As discussed above, we have determined that the portion of the Act that removes the sitting elected trustees from office midterm is unconstitutional. Our next consideration is whether the remaining provisions of the Act are severable pursuant to the general severability statute, which provides that if any provision of a statute "is held invalid, such invalidity does not affect other provisions or applications of the Act which can be given effect without the invalid *** provision, and to this end the provisions of each Act *** are severable, unless otherwise provided by the Act.” 5 ILCS 70/1.31 (West 1994). We must discuss this general severability *313statute because the Act does not contain a specific severability provision.

In determining whether an unconstitutional provision in a statute is severable from the remainder of the statute, a court must ascertain and give effect to the legislature’s intent. Russell Stewart Oil Co. v. State of Illinois, 124 Ill. 2d 116, 128 (1988); Springfield Rare Coin Galleries, Inc. v. Johnson, 115 Ill. 2d 221, 237 (1986). We presume that the legislature intended to enact a statute that was consistent with the constitution and must give effect to as much of the statute as is possible, consistent with the constitution. Domfeld v. Julian, 104 Ill. 2d 261, 266 (1984). This court stated the general standard for determining severability in People ex rel. Adamowski v. Wilson, 20 Ill. 2d 568, 582 (1960): "If what remains after the invalid portion is stricken is complete in itself and capable of being executed wholly independently of that which is rejected, the invalid portion does not render the entire section unconstitutional unless it can be said that the General Assembly would not have passed the statute with the invalid portion eliminated.” See also Russell Stewart Oil Co., 124 Ill. 2d at 128. Applying these principles here, we conclude that the unconstitutional portion of the Act is severable from the remainder of the Act.

The primary purpose of the Act was to change the Board of Trustees from an elective to an appointive office. Without the provision removing the elected trustees from office midterm, the Act is constitutional and satisfies its apparent objective. Moreover, those portions of the Act that state that trustees will hereafter be appointed by the Governor, with the advice and consent of the Senate, rather than elected, are complete and capable of being executed wholly independently of that portion of the Act that removes the sitting trustees from office. The valid and invalid parts of the statute are not *314so inextricably connected that we must conclude that the legislature would not have enacted the statute without the invalid portion. Accordingly, we conclude that the legislature intended the Act to remain a valid statute, even if the portion immediately removing the elected trustees from office is excised.

CONCLUSION

That portion of the Act that removes the elected trustees from office is invalid and shall not be given effect.
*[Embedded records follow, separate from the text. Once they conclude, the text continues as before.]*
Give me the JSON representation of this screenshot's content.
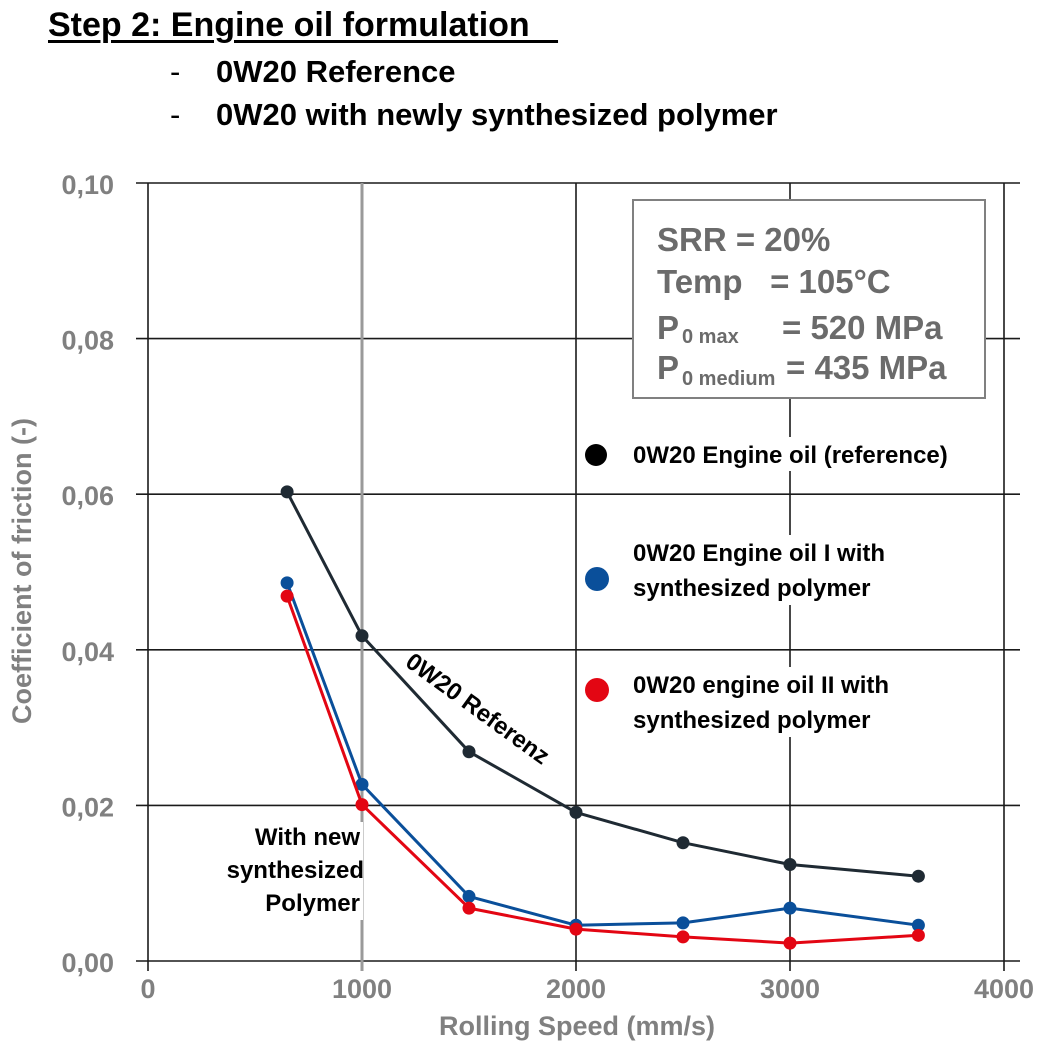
{
  "header": {
    "title": "Step 2: Engine oil formulation   ",
    "bullets": [
      "0W20 Reference",
      "0W20 with newly synthesized polymer"
    ]
  },
  "conditions": {
    "srr": "SRR = 20%",
    "temp": "Temp   = 105°C",
    "p0max_label": "P",
    "p0max_sub": "0 max",
    "p0max_value": "= 520 MPa",
    "p0med_label": "P",
    "p0med_sub": "0 medium",
    "p0med_value": "= 435 MPa"
  },
  "chart_data": {
    "type": "line",
    "xlabel": "Rolling Speed (mm/s)",
    "ylabel": "Coefficient of friction (-)",
    "xlim": [
      0,
      4000
    ],
    "ylim": [
      0,
      0.1
    ],
    "x_ticks": [
      0,
      1000,
      2000,
      3000,
      4000
    ],
    "x_tick_labels": [
      "0",
      "1000",
      "2000",
      "3000",
      "4000"
    ],
    "y_ticks": [
      0,
      0.02,
      0.04,
      0.06,
      0.08,
      0.1
    ],
    "y_tick_labels": [
      "0,00",
      "0,02",
      "0,04",
      "0,06",
      "0,08",
      "0,10"
    ],
    "grid": true,
    "legend_position": "right",
    "series": [
      {
        "name": "0W20 Engine oil (reference)",
        "color": "#1f2a33",
        "x": [
          650,
          1000,
          1500,
          2000,
          2500,
          3000,
          3600
        ],
        "values": [
          0.0603,
          0.0418,
          0.0269,
          0.0191,
          0.0152,
          0.0124,
          0.0109
        ]
      },
      {
        "name": "0W20 Engine oil I with synthesized polymer",
        "color": "#0a4f9a",
        "x": [
          650,
          1000,
          1500,
          2000,
          2500,
          3000,
          3600
        ],
        "values": [
          0.0486,
          0.0227,
          0.0083,
          0.0046,
          0.0049,
          0.0068,
          0.0046
        ]
      },
      {
        "name": "0W20 engine oil II with synthesized polymer",
        "color": "#e30613",
        "x": [
          650,
          1000,
          1500,
          2000,
          2500,
          3000,
          3600
        ],
        "values": [
          0.0469,
          0.0201,
          0.0068,
          0.0041,
          0.0031,
          0.0023,
          0.0033
        ]
      }
    ],
    "legend": [
      {
        "line1": "0W20 Engine oil (reference)",
        "line2": ""
      },
      {
        "line1": "0W20 Engine oil I with",
        "line2": "synthesized polymer"
      },
      {
        "line1": "0W20 engine oil II with",
        "line2": "synthesized polymer"
      }
    ],
    "annotations": {
      "reference_label": "0W20 Referenz",
      "polymer_label": [
        "With new",
        "synthesized",
        "Polymer"
      ]
    }
  }
}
The remainder of the Act shall remain in effect. The appointive process set forth in the Act shall be implemented when the terms of the elected trustees expire or when those offices become vacant through death, resignation or other means. For these reasons, the judgment of the circuit court is affirmed to the extent that it declared the appropriate provision of the Act invalid, but reversed as to its declaring the remaining provisions invalid.

Judgment affirmed in part and reversed in part.